Tecnologías adecuadas para el cuidado de la casa común

En la actualidad vivimos en una crisis dual: ambiental y social. Ambas caras de la moneda han sido abordadas continuamente en los espacios académicos del IMDOSOC. Al terminar las sesiones, frecuentemente las personas asistentes me preguntan: “Alex, ¿qué podemos hacer para revertir esta situación? ¿Cómo podemos actuar desde nuestro entorno cercano?”. Desafortunadamente, la mayoría de las veces, me encontraban sin respuesta. En las siguientes líneas trataré de remediar dichas omisiones ofreciendo, si acaso, un atisbo de esperanza.


¿A qué nos referimos con tecnologías adecuadas?

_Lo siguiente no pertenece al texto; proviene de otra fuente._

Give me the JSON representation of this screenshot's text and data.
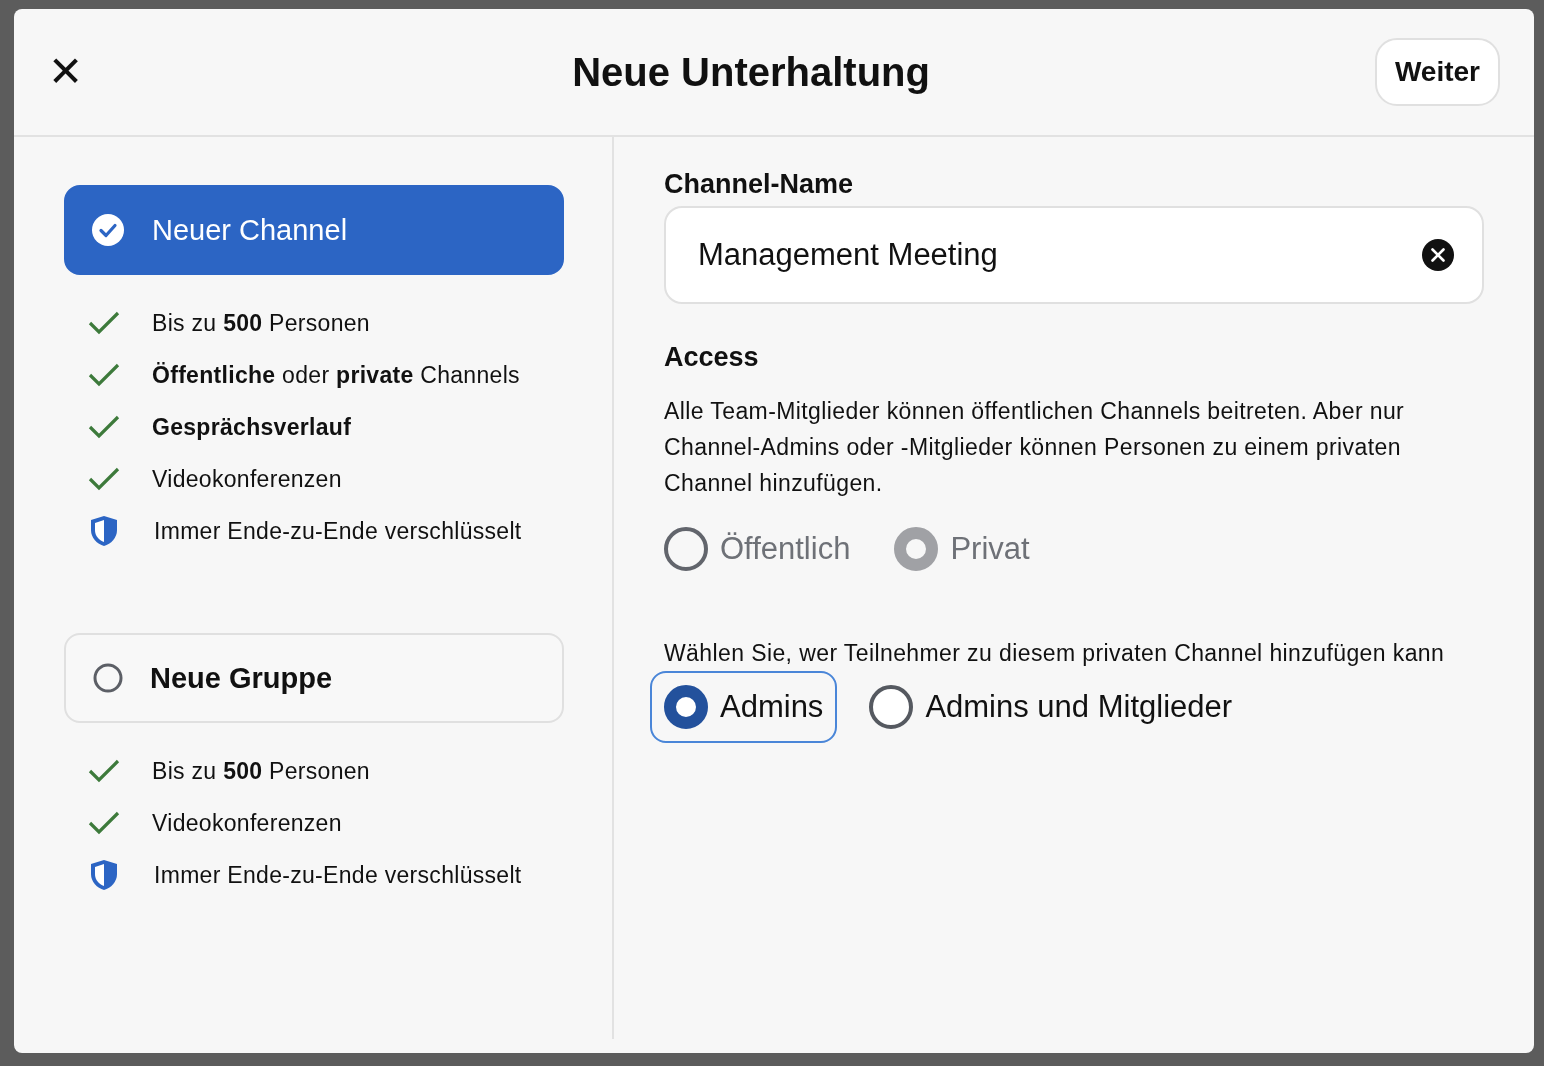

En un pionero y heterodoxo libro, Ernst Friedrich Schumacher, realizaba una aguda distinción entre las falsas promesas de algunas soluciones tecnológicas y la tecnología apropiada para contextos de alta pobreza y marginación:


“El sistema de producción masiva basado en una tecnología sofisticada intensiva en capital, con una dependencia energética alta y ahorradora de mano de obra, presupone que ya se es rico, porque para establecer un solo puesto de trabajo se necesita una cantidad considerable de inversión de capital. El sistema de producción por las masas moviliza los recursos inapreciables que poseen todos los seres humanos, sus cerebros inteligentes y sus manos habilidosas […] La tecnología de la producción masiva es inherentemente violenta, ecológicamente dañina, autodestructiva en términos de recursos no renovables, y embrutecedora para la persona humana. La tecnología de la producción por las masas, haciendo uso de lo mejor del conocimiento y experiencia modernos, conduce a la descentralización, es compatible con las leyes de la ecología, es cuidadosa en su uso de los recursos escasos y se adapta para servir a la persona humana en lugar de hacerla sirviente de las máquinas” (Schumacher, 1983, p. 160-1).


Las tecnologías adecuadas responden a lo que hace unas décadas el autor denominaba tecnologías de producción por las masas. En naciones donde la mano de obra es abundante y el capital es escaso, los últimos avances tecnológicos en ocasiones poco tienen que aportar para el bienestar de la población. También llamadas “tecnologías intermedias”, se caracterizan por utilizar soluciones prácticas, accesibles y económicas para solventar las necesidades acuciantes del sostenimiento de la vida sin generar un alto impacto en el medio ambiente.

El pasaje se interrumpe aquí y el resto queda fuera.